UAE authorities are tightening their grip on irresponsible lending and borrowing in the country with the issuance of a new circular by the Central Bank.
The banking authority has said that banks are now mandated to do checks on a customer’s credit history or background before releasing chequebooks. This is to ensure that users of cheques won’t default on any debt obligations or payments.
Before issuing customers with chequebooks, banks are now required to carry out checks with the Al Etihad Credit Bureau to ensure the creditworthiness of their customers, the Central Bank said in a statement.
Financial institutions are also being encouraged to advise consumers to minimise the use of cheques and use other payment methods instead.

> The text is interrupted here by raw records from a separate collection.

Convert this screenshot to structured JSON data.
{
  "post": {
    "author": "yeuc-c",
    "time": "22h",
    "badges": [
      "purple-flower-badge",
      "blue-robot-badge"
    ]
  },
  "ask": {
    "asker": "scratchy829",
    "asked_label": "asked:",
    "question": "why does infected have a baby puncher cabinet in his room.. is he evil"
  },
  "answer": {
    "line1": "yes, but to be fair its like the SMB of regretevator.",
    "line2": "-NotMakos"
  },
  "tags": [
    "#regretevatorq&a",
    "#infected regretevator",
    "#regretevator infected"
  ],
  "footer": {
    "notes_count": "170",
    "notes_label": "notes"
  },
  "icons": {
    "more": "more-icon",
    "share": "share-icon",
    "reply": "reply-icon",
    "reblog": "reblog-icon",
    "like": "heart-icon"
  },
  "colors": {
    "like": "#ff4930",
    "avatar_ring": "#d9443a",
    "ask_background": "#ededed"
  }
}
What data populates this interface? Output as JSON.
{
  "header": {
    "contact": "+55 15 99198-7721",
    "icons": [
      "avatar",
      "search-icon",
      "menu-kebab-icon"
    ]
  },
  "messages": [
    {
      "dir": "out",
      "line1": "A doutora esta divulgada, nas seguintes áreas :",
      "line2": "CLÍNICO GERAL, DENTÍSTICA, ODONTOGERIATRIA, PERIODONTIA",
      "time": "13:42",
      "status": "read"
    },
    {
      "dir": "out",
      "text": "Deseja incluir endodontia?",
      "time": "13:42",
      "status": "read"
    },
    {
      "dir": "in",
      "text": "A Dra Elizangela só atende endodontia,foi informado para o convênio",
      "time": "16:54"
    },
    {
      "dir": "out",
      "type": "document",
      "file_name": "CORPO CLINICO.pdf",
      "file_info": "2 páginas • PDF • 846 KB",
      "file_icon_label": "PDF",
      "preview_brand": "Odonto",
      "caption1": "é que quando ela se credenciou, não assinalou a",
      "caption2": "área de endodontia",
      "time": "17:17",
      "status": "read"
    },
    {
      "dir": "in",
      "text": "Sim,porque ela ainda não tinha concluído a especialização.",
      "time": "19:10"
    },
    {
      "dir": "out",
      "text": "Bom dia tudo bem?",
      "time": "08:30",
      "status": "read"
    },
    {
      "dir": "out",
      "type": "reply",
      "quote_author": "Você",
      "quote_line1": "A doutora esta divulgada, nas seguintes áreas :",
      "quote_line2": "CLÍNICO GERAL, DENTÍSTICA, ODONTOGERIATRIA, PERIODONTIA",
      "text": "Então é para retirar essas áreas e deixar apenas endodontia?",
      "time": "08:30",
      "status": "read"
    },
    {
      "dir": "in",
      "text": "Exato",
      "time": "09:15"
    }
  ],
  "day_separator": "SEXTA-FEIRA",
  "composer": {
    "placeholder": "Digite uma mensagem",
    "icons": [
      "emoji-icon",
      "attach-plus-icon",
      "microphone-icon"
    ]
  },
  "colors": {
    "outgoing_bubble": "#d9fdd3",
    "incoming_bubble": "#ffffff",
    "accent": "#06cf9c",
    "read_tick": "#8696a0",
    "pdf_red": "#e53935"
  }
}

Cheques remain a popular mode of payment for consumers in the UAE. They are primarily used for high-value transactions, such as paying rent or purchasing big-ticket items.
From January to April 2018, more than 7.16 million cheques worth Dh351.1 billion were processed by the UAE Clearing Cheque System, up by 29.7 percent from the same period in 2017. The value of bounced cheques, however, has declined to Dh15.7 billion. In 2018, an Indian businessman was arrested for racking up a total of Dh624 million in bounced cheques.
The authority also advised that new customers can secure a cheque book containing a maximum of 10 individual cheques and only after a period of six months – when no cheques are returned unpaid – can new cheque books be issued.